The other mediation technique is facilitative mediation, in which the mediator is not asked to offer an opinion, but aids in discussion, points out strengths and weaknesses, and guides the parties in settlement negotiations. Such a technique, while useful to the parties, falls short of providing non-binding opinion.
Mini-trial. The term "mini-trial" is a procedure conducted by a neutral presiding over a panel consisting of representatives of the parties who have authority to settle the dispute - usually one representative from each party. Ideally, the party representatives should be individuals in upper management who have not been directly involved in the project from which the dispute arises so they are "emotionally divorced" from the dispute. The panel hears the evidence and/or information presented by attorneys and witnesses in summary fashion. Once the presentation phase is concluded, the neutral aids the other panel members in reaching a settlement by employing facilitative or evaluative mediation.

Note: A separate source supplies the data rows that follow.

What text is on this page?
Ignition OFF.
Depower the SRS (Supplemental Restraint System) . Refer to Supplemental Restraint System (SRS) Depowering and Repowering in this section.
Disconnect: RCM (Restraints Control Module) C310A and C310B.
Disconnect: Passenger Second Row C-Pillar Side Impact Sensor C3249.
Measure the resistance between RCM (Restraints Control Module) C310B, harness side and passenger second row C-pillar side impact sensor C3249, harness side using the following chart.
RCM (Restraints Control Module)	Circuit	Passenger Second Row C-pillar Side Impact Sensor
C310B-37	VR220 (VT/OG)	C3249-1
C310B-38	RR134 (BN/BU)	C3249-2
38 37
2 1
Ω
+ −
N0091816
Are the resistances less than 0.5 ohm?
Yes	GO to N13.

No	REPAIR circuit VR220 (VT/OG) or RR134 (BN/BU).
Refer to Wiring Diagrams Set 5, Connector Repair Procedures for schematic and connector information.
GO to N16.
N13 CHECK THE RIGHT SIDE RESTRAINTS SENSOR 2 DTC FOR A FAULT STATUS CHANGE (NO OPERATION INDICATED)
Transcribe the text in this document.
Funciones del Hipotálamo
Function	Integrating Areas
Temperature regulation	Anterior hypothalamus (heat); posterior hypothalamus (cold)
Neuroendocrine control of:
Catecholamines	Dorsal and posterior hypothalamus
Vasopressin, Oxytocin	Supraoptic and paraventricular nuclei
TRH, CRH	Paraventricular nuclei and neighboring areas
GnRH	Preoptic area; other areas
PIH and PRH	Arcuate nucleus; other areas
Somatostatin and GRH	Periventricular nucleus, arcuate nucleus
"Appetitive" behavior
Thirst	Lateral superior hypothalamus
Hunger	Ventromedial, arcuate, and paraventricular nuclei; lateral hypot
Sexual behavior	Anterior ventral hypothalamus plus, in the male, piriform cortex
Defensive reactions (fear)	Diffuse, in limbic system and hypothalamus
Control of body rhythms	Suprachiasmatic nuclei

The term mini-trial is a misnomer. It is not a trial, but rather a structured settlement procedure which psychologically separates the parties' decision makers from the advocacy of their positions and places them apart with the neutral. Those with the authority to settle the dispute therefore become a part of the solution. Their perspective is that of the problem solver, as the advocates from both parties direct their presentation to them. Once the presentation is over, the party representatives deal solely with the neutral to arrive at a solution.
Mini-trials are very effective in resolving complex disputes. Cases which would require a hearing of a month or more have been resolved by mini-trials lasting a week or less. The savings in time and dollars is enormous.
Combined ADR Procedures. ADR procedures may be used in combination. The non-binding procedures of neutral case evaluation and mediation work well in combination. Once the neutral has rendered a non-binding opinion, this opinion can be used as the basis of settlement discussions. The neutral then assumes the role of mediator and facilitates the settlement discussions, meeting ex parte with the parties, if necessary.
This combination is particularly useful in disputes that involve several disputed change orders. In such disputes, the parties often elect to proceed by presenting information on each individual change order, receiving a non-binding opinion as to entitlement, and then resolving quantum by mediation with the help of the neutral.
Conclusion. ADR procedures are used successfully to resolve construction disputes, but the appropriate technique must be determined by the parties, sometimes in collaboration with the neutral. A clear understanding of the similarities and differences between the available techniques is necessary in order to make an informed choice. The parties may decide to use one or more procedures in combination in any given case.